Princeton researchers help a bot tidy up using large language model

The team takes AI personalization to a whole new level.
Ameya Paleja
The robot following rules generated by LLM to tidy up a room
The robot following rules generated by LLM to tidy up a room

Princeton University 

Researchers at the School of Engineering at Princeton University have successfully deployed a large language model (LLM) to help a robotic manipulator make sense of instructions to tidy up a room.

Robotic arms, or manipulators, are great at performing assigned tasks. In a factory setup, the manipulator can assemble machine parts, paint cars and even carve sculptures. However, get one at home, and the robot is clueless. It could turn the house upside down for a simple instruction such as "tidy up the room."

How to get a robot to tidy up

Researchers at Princeton University attribute this to an individual's personal preferences. When tidying up, the major challenge is determining the proper place to place an object. In an industrial setup, every item has a defined destination.

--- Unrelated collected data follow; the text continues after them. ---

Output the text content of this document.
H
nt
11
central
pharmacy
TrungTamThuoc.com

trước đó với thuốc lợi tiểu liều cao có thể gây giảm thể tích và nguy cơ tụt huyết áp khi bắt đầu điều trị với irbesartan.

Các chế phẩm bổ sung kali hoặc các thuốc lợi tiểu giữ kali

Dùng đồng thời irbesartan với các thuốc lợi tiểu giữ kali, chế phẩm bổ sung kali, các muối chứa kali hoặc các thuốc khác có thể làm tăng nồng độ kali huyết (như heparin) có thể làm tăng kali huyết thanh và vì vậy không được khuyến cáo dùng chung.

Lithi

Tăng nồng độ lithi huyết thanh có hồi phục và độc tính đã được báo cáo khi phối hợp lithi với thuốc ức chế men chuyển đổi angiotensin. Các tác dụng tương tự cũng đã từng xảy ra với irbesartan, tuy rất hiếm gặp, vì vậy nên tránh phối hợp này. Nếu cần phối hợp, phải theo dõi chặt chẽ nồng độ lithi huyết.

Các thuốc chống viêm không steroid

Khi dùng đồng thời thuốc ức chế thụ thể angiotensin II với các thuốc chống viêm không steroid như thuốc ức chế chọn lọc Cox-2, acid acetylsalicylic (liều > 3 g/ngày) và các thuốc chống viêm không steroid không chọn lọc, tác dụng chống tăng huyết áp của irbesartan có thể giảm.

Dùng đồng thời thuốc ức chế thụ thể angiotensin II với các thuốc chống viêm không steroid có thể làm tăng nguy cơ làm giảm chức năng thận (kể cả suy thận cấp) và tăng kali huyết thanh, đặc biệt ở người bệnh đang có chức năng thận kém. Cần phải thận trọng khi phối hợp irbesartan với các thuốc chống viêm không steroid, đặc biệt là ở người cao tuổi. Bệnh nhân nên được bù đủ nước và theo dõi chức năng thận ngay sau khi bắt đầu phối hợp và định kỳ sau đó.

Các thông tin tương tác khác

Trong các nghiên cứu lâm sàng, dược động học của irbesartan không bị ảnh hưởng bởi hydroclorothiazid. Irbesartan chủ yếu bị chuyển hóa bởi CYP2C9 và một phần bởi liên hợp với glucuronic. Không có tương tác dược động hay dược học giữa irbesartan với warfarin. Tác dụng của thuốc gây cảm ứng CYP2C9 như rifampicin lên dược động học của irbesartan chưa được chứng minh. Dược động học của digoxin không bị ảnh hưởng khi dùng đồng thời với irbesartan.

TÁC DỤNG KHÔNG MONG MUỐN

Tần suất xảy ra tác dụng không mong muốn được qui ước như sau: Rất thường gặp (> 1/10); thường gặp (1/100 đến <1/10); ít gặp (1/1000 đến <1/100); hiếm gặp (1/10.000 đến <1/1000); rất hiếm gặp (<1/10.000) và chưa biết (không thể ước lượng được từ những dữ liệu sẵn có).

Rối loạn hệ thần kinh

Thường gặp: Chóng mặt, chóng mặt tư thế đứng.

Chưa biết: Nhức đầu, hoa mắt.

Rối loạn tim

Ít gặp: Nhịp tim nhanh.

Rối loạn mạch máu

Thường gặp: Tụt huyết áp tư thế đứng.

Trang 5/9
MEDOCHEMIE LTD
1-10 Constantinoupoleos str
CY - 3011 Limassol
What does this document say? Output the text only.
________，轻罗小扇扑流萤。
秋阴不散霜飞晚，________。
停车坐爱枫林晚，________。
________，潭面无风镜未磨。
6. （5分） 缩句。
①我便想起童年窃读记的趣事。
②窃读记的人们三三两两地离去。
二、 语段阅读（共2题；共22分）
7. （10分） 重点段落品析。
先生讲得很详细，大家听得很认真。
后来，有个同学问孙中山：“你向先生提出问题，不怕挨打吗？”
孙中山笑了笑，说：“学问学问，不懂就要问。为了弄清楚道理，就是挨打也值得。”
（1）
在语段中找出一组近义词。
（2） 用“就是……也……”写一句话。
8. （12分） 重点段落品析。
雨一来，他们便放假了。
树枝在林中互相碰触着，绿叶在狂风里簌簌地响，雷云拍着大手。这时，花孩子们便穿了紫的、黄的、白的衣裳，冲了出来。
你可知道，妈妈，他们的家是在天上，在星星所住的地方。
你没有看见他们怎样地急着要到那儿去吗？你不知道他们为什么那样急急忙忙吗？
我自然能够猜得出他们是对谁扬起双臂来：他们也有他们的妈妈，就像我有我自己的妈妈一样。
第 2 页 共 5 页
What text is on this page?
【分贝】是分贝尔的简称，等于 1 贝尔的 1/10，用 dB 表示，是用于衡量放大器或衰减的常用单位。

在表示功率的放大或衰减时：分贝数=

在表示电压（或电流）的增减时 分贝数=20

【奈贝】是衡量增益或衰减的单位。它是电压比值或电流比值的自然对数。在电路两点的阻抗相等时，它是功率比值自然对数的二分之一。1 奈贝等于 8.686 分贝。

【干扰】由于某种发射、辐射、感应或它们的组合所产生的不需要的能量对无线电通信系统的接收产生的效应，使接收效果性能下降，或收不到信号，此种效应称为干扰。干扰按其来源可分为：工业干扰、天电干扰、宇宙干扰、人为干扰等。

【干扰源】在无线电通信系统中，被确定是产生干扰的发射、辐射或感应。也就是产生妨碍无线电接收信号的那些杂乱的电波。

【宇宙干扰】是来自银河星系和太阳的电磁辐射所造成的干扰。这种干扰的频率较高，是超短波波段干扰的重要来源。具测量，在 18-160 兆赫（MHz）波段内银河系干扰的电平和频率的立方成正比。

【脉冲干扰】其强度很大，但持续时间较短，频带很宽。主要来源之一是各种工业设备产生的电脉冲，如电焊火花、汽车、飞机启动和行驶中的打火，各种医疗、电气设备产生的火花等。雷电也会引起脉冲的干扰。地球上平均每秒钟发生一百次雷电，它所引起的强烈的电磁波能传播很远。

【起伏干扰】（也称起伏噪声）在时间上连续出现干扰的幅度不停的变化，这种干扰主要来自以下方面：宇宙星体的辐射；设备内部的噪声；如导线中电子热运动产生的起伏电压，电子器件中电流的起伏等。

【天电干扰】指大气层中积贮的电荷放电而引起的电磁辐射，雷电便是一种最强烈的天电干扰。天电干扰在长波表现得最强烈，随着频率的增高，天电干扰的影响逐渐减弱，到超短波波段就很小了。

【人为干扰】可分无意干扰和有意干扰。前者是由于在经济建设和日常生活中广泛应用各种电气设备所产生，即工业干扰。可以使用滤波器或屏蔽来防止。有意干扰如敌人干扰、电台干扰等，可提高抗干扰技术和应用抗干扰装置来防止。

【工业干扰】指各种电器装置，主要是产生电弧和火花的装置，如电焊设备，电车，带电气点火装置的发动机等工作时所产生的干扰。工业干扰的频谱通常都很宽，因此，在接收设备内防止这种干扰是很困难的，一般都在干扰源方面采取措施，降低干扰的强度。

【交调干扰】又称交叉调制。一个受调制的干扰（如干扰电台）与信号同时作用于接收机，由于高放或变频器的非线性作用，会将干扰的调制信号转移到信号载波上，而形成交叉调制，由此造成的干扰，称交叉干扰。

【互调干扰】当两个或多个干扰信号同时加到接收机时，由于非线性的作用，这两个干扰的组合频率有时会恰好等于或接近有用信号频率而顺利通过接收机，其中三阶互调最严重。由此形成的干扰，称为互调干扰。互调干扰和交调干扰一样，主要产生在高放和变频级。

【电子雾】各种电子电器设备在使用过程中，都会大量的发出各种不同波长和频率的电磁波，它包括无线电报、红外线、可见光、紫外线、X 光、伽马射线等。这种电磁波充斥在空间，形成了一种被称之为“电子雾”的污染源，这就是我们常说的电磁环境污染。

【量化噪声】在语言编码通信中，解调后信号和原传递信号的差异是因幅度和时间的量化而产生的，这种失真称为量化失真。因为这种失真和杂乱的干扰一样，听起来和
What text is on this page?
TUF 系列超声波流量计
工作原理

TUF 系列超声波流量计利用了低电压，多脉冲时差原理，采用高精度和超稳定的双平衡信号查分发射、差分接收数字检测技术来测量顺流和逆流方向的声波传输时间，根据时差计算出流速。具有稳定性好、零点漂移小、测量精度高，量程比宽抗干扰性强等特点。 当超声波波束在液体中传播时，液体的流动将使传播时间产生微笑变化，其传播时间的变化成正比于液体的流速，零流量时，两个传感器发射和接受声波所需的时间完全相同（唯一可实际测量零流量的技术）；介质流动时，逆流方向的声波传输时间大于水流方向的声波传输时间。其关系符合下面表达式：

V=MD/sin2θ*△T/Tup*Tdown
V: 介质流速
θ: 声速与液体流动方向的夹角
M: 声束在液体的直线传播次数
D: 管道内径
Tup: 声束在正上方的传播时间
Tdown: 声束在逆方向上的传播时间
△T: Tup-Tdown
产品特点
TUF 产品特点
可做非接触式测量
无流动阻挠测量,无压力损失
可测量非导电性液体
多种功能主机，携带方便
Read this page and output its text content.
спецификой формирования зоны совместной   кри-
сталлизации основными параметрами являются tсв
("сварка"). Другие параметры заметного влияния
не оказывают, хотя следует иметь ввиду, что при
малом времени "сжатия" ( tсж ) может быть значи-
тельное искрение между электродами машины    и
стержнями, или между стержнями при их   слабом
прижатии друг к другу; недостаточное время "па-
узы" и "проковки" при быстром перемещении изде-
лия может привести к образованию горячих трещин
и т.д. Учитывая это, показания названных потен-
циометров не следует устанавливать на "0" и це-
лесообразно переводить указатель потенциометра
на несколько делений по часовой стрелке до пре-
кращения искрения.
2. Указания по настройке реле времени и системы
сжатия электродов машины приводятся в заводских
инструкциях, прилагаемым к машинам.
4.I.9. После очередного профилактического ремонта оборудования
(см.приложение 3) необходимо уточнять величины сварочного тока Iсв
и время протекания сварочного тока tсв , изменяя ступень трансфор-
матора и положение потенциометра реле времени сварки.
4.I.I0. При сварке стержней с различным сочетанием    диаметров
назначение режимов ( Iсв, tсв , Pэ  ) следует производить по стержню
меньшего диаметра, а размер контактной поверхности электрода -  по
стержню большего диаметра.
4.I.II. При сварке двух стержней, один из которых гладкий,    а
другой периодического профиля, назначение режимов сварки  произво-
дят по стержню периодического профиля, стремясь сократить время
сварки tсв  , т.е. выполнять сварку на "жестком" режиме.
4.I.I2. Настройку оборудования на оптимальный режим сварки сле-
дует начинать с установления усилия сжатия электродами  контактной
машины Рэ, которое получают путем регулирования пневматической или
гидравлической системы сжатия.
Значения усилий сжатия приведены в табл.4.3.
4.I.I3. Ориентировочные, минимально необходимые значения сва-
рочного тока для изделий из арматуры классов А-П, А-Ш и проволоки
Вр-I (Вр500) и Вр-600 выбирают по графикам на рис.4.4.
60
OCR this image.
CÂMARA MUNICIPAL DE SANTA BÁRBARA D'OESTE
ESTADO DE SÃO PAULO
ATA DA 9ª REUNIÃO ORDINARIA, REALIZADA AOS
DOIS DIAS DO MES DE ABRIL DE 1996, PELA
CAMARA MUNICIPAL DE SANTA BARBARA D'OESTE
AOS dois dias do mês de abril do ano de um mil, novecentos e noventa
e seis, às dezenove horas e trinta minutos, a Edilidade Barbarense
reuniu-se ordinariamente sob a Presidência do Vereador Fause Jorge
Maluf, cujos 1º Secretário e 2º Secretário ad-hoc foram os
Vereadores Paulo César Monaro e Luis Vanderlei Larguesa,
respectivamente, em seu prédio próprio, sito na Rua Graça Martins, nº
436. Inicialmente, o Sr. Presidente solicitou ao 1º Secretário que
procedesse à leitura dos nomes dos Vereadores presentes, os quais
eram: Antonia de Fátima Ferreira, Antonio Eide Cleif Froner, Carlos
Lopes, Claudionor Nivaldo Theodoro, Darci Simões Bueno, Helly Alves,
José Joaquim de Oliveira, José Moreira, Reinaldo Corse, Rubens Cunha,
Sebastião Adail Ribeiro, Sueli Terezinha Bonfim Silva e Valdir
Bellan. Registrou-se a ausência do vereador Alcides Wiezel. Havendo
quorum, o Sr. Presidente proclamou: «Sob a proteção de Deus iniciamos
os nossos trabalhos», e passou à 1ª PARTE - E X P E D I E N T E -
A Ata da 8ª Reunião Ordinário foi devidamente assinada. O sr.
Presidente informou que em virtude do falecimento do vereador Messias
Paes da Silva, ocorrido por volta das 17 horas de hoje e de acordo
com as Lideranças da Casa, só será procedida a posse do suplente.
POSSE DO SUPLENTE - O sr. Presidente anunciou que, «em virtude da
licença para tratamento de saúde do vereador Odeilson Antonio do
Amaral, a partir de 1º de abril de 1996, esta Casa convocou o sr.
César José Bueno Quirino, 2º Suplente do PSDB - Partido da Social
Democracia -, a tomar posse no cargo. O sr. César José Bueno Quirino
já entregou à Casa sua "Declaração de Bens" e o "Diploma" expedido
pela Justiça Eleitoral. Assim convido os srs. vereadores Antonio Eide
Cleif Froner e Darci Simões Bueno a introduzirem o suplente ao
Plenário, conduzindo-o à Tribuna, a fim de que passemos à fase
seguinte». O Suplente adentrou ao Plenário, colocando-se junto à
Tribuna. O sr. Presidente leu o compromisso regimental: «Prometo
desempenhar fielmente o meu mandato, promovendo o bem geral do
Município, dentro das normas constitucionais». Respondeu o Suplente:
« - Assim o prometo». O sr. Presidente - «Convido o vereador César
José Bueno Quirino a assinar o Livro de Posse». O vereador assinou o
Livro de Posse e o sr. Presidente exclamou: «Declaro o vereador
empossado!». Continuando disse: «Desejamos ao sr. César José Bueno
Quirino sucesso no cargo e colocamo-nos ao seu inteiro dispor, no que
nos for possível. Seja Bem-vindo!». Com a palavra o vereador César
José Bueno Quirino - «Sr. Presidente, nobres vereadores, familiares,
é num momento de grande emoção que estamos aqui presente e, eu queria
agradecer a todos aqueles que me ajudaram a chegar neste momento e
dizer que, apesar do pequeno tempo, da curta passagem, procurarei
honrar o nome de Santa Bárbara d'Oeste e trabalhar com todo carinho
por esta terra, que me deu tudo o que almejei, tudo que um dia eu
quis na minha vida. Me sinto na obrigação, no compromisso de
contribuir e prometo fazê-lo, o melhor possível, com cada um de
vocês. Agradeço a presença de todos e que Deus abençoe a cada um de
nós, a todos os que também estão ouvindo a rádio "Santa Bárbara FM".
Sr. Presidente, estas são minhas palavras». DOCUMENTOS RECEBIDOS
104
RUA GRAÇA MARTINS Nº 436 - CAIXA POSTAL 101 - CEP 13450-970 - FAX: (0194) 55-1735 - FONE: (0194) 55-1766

At home, however, the place where an item is kept is dependent on various factors ranging from personal taste to cultural backgrounds. For instance, some prefer to put their shirts in a drawer, while others would put them on shelves or hang them up.

While a robot deployed at home can be specifically programmed to carry out these tasks, with the advent of large language models, this step can be conveniently avoided. The researchers at Princeton attempted to train the robot on personal preferences using limited examples of prior interactions and were largely successful.

The team put user preferences through an LLM to generate placement rules for objects using the robot's three primitive functions of picking, placing, and tossing. Based on the rules, the robot was able to separate dark and light clothing into different receptacles and even sort tools, wooden blocks, and fruits into separate shelves.

In a messy room scenario, the robot was successful in sorting plastic utensils from paper bags and cans and even placing them in trashcans or recycling bins as desired. The robotic arm, which is capable of opening and closing drawers, was also successful in placing items inside them, whether they were round or rectangular. It was also able to differentiate storage boxes on the basis of colors and sort items in accordance with the instructions provided.

In real-world scenarios, the robot successfully placed objects with 85 percent accuracy.

The researchers have placed the code for LLM evaluation and real robot implementation on the software repository GitHub. A research paper detailing the work was also put on the pre-print server arxiv. The findings of the experiments have not been peer-reviewed yet.